The model would be built into a pandas dataframe df where each row represents a period of the cash flow (eg months, or quarters). The first row refers to the first period (Time 0), the second one to the next period, and so on.
Each of the above expressions would need to be translated into an iteration over the rows the dataframe such as
for ndx in df.index:
df.loc[df.index[ndx],'Profit']=df.loc[df.index[ndx],'Revenue']-df.loc[df.index[ndx],'Cost']
df.loc[df.index[ndx],'Capital']=df.loc[df.index[ndx-1],'Capital']+df.loc[df.index[ndx],'Profit']
df.loc[df.index[ndx],'3YearProfit']=df.loc[df.index[ndx-2:],'Profit'].sum()

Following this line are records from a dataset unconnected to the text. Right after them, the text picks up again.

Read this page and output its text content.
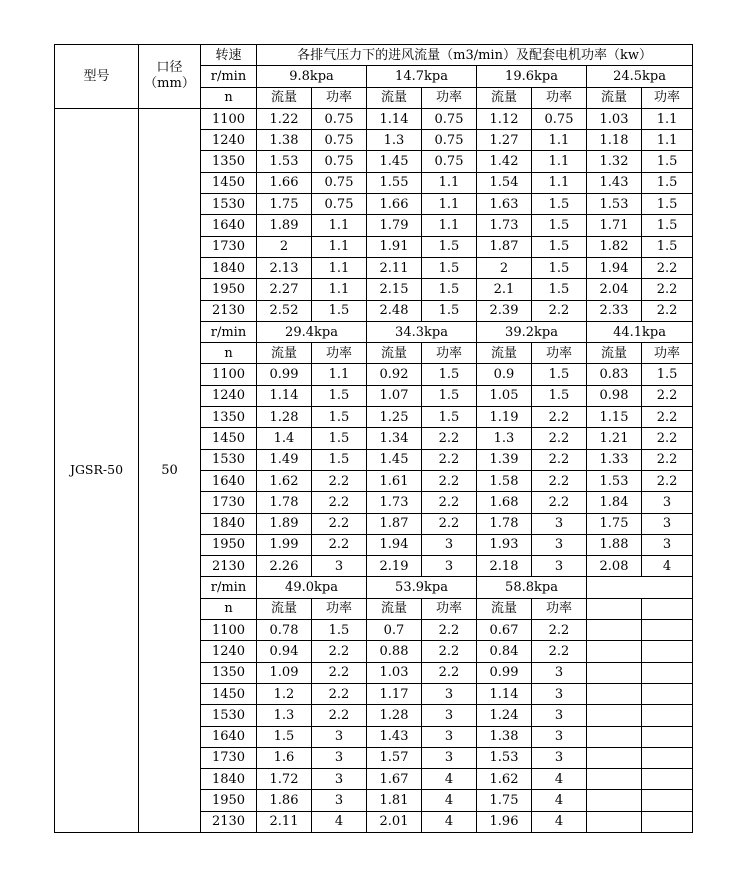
型号	口径
（mm）	转速	各排气压力下的进风流量（m3/min）及配套电机功率（kw）							
		r/min	9.8kpa		14.7kpa		19.6kpa		24.5kpa	
		n	流量	功率	流量	功率	流量	功率	流量	功率
JGSR-50	50	1100	1.22	0.75	1.14	0.75	1.12	0.75	1.03	1.1
		1240	1.38	0.75	1.3	0.75	1.27	1.1	1.18	1.1
		1350	1.53	0.75	1.45	0.75	1.42	1.1	1.32	1.5
		1450	1.66	0.75	1.55	1.1	1.54	1.1	1.43	1.5
		1530	1.75	0.75	1.66	1.1	1.63	1.5	1.53	1.5
		1640	1.89	1.1	1.79	1.1	1.73	1.5	1.71	1.5
		1730	2	1.1	1.91	1.5	1.87	1.5	1.82	1.5
		1840	2.13	1.1	2.11	1.5	2	1.5	1.94	2.2
		1950	2.27	1.1	2.15	1.5	2.1	1.5	2.04	2.2
		2130	2.52	1.5	2.48	1.5	2.39	2.2	2.33	2.2
		r/min	29.4kpa		34.3kpa		39.2kpa		44.1kpa	
		n	流量	功率	流量	功率	流量	功率	流量	功率
		1100	0.99	1.1	0.92	1.5	0.9	1.5	0.83	1.5
		1240	1.14	1.5	1.07	1.5	1.05	1.5	0.98	2.2
		1350	1.28	1.5	1.25	1.5	1.19	2.2	1.15	2.2
		1450	1.4	1.5	1.34	2.2	1.3	2.2	1.21	2.2
		1530	1.49	1.5	1.45	2.2	1.39	2.2	1.33	2.2
		1640	1.62	2.2	1.61	2.2	1.58	2.2	1.53	2.2
		1730	1.78	2.2	1.73	2.2	1.68	2.2	1.84	3
		1840	1.89	2.2	1.87	2.2	1.78	3	1.75	3
		1950	1.99	2.2	1.94	3	1.93	3	1.88	3
		2130	2.26	3	2.19	3	2.18	3	2.08	4
		r/min	49.0kpa		53.9kpa		58.8kpa			
		n	流量	功率	流量	功率	流量	功率		
		1100	0.78	1.5	0.7	2.2	0.67	2.2		
		1240	0.94	2.2	0.88	2.2	0.84	2.2		
		1350	1.09	2.2	1.03	2.2	0.99	3		
		1450	1.2	2.2	1.17	3	1.14	3		
		1530	1.3	2.2	1.28	3	1.24	3		
		1640	1.5	3	1.43	3	1.38	3		
		1730	1.6	3	1.57	3	1.53	3		
		1840	1.72	3	1.67	4	1.62	4		
		1950	1.86	3	1.81	4	1.75	4		
		2130	2.11	4	2.01	4	1.96	4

the for loop would update all the variables according to the expressions, starting from T=0 up to the last period (last row) in the dataframe.
Ideally the regex parser would identify in the string expression those strings that would be considered variable names, with the additional option of there being a [x] or [x:y] suffix, with x, y both <0 and meaning number of periods prior to the current one. If the suffix is absent, it is assumed to refer to time T, i.e. equivalent to [0].
To avoid confusions, the allowed model variables should probably be declared within a modelVarList Series or Dictionary so that only strings defined within modelVarList are tried by the regex
Ideally, the expression could be quite complex so that it would go from [expression] to [parsedExpression] with replacements having been made to eval(parsedExpression) to produce the actual outcome. Therefore a parser that recognises Python / numpy / pandas keywords and syntax would be much more helpful than simply recognizing few operators such as +, -, *, /
Is there such a parser available, how do I access it and any clues on how to set up the process?